Vencedor do Prémio Gazeta e finalista do Prémio Gabriel Garcia Márquez

«A fotografia perde todo o valor por ser uma montagem. Quando a marca escolhe aqueles dois intervenientes, escolhe-os por serem eles. O interesse era tê-los juntos. A partir do momento em que não estão juntos, isso é deturpar completamente o verdadeiro significado da fotografia. Isso é feio e não lhes fica bem. Aquela marca tem de ter a capacidade de os conseguir juntar. Isso sim, era espetacular. Quando percebi o que aconteceu, deixou de completamente de ter algum significado. Eu sou fotojornalista e se queremos passar uma imagem verdadeira, aquela fotografia perde todo o efeito. Nem percebo como a marcar se associou a uma coisa destas. Aquilo contraria todas as regras.

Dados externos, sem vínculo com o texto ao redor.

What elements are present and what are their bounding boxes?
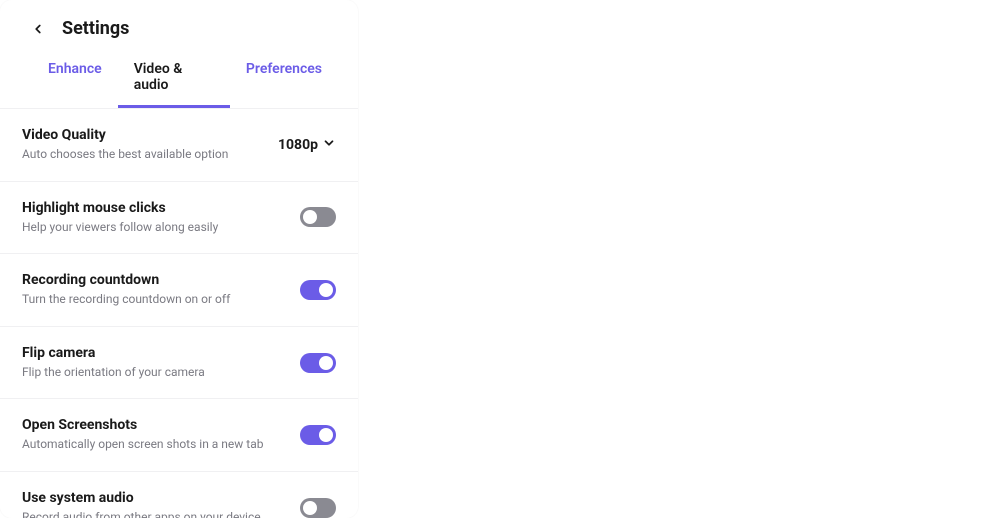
tabs: Enhance Video & audio Preferences xyxy=(0,49,358,109)
settings-scroll[interactable]: Video Quality Auto chooses the best avai… xyxy=(0,109,358,518)
page-title: Settings xyxy=(62,18,129,39)
row-text: Use system audio Record audio from other… xyxy=(22,490,288,518)
row-title: Use system audio xyxy=(22,490,288,506)
row-desc: Turn the recording countdown on or off xyxy=(22,292,288,308)
row-desc: Record audio from other apps on your dev… xyxy=(22,510,288,518)
row-title: Video Quality xyxy=(22,127,266,143)
row-text: Flip camera Flip the orientation of your… xyxy=(22,345,288,381)
recording-countdown-toggle[interactable] xyxy=(300,280,336,300)
row-desc: Automatically open screen shots in a new… xyxy=(22,437,288,453)
highlight-clicks-toggle[interactable] xyxy=(300,207,336,227)
tab-preferences[interactable]: Preferences xyxy=(230,49,338,108)
row-recording-countdown: Recording countdown Turn the recording c… xyxy=(0,254,358,327)
row-title: Flip camera xyxy=(22,345,288,361)
tab-video-audio[interactable]: Video & audio xyxy=(118,49,230,108)
row-text: Open Screenshots Automatically open scre… xyxy=(22,417,288,453)
video-quality-value: 1080p xyxy=(278,137,318,153)
chevron-down-icon xyxy=(322,136,336,154)
row-use-system-audio: Use system audio Record audio from other… xyxy=(0,472,358,518)
use-system-audio-toggle[interactable] xyxy=(300,498,336,518)
row-text: Recording countdown Turn the recording c… xyxy=(22,272,288,308)
row-desc: Help your viewers follow along easily xyxy=(22,220,288,236)
flip-camera-toggle[interactable] xyxy=(300,353,336,373)
video-quality-select[interactable]: 1080p xyxy=(278,136,336,154)
row-desc: Auto chooses the best available option xyxy=(22,147,266,163)
row-title: Recording countdown xyxy=(22,272,288,288)
row-desc: Flip the orientation of your camera xyxy=(22,365,288,381)
settings-header: Settings xyxy=(0,0,358,49)
tab-enhance[interactable]: Enhance xyxy=(20,49,118,108)
settings-panel: Settings Enhance Video & audio Preferenc… xyxy=(0,0,358,518)
row-open-screenshots: Open Screenshots Automatically open scre… xyxy=(0,399,358,472)
row-video-quality: Video Quality Auto chooses the best avai… xyxy=(0,109,358,182)
row-highlight-clicks: Highlight mouse clicks Help your viewers… xyxy=(0,182,358,255)
row-title: Highlight mouse clicks xyxy=(22,200,288,216)
open-screenshots-toggle[interactable] xyxy=(300,425,336,445)
back-icon[interactable] xyxy=(28,19,48,39)
row-title: Open Screenshots xyxy=(22,417,288,433)
row-flip-camera: Flip camera Flip the orientation of your… xyxy=(0,327,358,400)
row-text: Highlight mouse clicks Help your viewers… xyxy=(22,200,288,236)
row-text: Video Quality Auto chooses the best avai… xyxy=(22,127,266,163)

É um jogo de xadrez, as pessoas têm de estar uma à frente da outra. Em termos de conteúdo, contraria completamente o que os nossos olhos estão a ver. A Annie Leibovitz trabalha muito com a imagem, as fotografias são todas muitas refinadas, muito trabalhadas, ela é ótima e tem fotografias maravilhosas. São autênticas enquanto execução, mas não são autênticas enquanto veracidade. Claro que ela está habituada a fazer aquilo: uma imagem paga, que é uma representação do que a marca quer, mas o que me custa é que deturpe completamente a mensagem que nos está a passar. Mesmo sendo um anúncio, acho que a imagem é demasiado importante para não ser verdade. Foi uma bela ideia e uma péssima execução. Perderam todos uma grande oportunidade de fazer uma fotografia verdadeiramente importante.»